Peta Searle is a former Australian rules footballer and coach. Searle was senior coach of the St Kilda Football Club in the AFL Women's competition (AFLW) from 2020 to 2021. Searle was previously the first woman appointed as an assistant coach in the Australian Football League when she was joined St Kilda as a development coach in 2014.

== Playing career ==
Searle played football for ten years. Searle started her playing career with the Scorpions at the age of 20 and then moved onto the Albion Football Club, Parkside Football Club and then the Darebin Falcons. She played over 100 games, won five premierships, represented Victoria on seven occasions and was named in the All-Australian team three times.

Searle was named in the Victorian Women's Football League (VWFL) Team of the 1990s and in the backline of the VWFL Silver Jubilee Team. She became a VWFL life member in 2011.

== Coaching career ==
Searle began her coaching career in 2005. She coached the inaugural Victorian under-19 side in 2005. Searle became head coach of the Darebin Falcons VWFL team in 2006 and coached them to five premierships from 2006 to 2010. She was named Victorian Female Coach of the Year in 2010. Searle was appointed the coach of the Darebin Falcons Silver Jubilee Football Team in 2015.

Searle was a development coach at the Western Jets in 2011. In 2011 and 2013, she was the head coach of Women's Victorian State Team in the AFL Women's National Championship and was named the All Australian Coach of the 2011 AFL Women's National Championship. She was also the Head Coach of the AFL Victoria VWFL Academy between 2012 & 2014.

She debuted as a coach for Victorian Football League team Port Melbourne Football Club on 25 March 2012 and coached there under Gary Ayres in 2012 and 2013.

Searle then coached the Western Bulldogs in the first AFL women's exhibition game in 2013 and the second game in 2014. She was also the assistant coach at VAFA team St Kevin’s Old Boys in 2014.

Searle joined the Saints as a development coach in 2014, making her the AFL’s first full-time female assistant coach.
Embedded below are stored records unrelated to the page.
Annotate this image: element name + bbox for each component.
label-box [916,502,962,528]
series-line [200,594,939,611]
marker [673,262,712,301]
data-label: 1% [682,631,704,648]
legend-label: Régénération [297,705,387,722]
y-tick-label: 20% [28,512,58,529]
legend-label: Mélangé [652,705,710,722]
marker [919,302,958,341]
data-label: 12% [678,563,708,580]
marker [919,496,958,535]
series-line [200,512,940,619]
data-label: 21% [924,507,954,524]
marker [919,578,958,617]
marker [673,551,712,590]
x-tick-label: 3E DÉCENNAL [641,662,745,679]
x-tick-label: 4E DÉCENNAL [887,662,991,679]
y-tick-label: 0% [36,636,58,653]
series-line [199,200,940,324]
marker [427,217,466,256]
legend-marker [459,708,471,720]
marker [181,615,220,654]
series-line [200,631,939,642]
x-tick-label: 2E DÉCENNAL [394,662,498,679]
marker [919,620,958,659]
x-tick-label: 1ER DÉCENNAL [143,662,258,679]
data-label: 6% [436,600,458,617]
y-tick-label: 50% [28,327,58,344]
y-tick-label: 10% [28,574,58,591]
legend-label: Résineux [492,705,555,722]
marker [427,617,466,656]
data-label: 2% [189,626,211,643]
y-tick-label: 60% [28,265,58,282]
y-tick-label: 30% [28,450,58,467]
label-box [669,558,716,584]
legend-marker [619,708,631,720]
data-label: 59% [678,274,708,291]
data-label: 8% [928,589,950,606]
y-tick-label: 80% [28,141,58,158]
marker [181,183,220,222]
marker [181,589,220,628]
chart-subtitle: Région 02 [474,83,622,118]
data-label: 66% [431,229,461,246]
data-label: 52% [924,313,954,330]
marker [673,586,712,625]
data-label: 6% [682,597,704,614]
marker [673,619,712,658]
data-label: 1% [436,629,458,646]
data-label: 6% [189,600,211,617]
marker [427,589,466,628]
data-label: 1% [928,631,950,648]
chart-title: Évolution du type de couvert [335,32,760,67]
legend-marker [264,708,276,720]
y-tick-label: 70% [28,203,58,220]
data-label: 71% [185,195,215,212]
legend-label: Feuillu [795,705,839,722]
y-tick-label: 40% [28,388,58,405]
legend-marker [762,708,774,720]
In 2018, she was appointed the Head of Female Football Pathways and coach of the Saints' first ever affiliated female team in the VFL Women's competition.

On 17 April 2019, Searle was appointed the head coach of the St Kilda Football Club ahead of them entering the AFL Women's competition in 2020. Searle stepped down from the role at the conclusion of the 2021 AFL Women's season.

===Coaching statistics===

| Season | Team | Games | W | L | D | W % | LP | LT |
|---|---|---|---|---|---|---|---|---|
| 2020 | St Kilda | 6 | 2 | 4 | 0 | 33% | 5 (conf.) | 7 (conf.) |
| 2021 | St Kilda | 9 | 3 | 6 | 0 | 33% | 11 | 14 |
| Career totals |  | 15 | 5 | 10 | 0 | 33% |  |  |

== Honours and achievements ==
Searle won the Female Coach of the Year in the Victorian Australian Football Coaches Association (AFCA) Awards in 2010. In 2012, the Victorian Australian Football Coaches Association (AFCA) named the award after her and it is now known as the Peta Searle Female Coach of the Year Award.

Searle was inducted into the Victorian Honour Roll of Women in 2017.

Searle received a Medal of the Order of Australia (OAM) for services to the AFL in the Queen Birthday Honours on 10 June 2019. In October 2019 she was named one of The Australian Financial Review's 100 Women of Influence in the category of Arts, Culture and Sport.

== Other work ==
Searle was a physical education teacher at Brighton Secondary College between 1996 and 2014.

== Personal life ==
Searle has two children, Tessa and Jackson.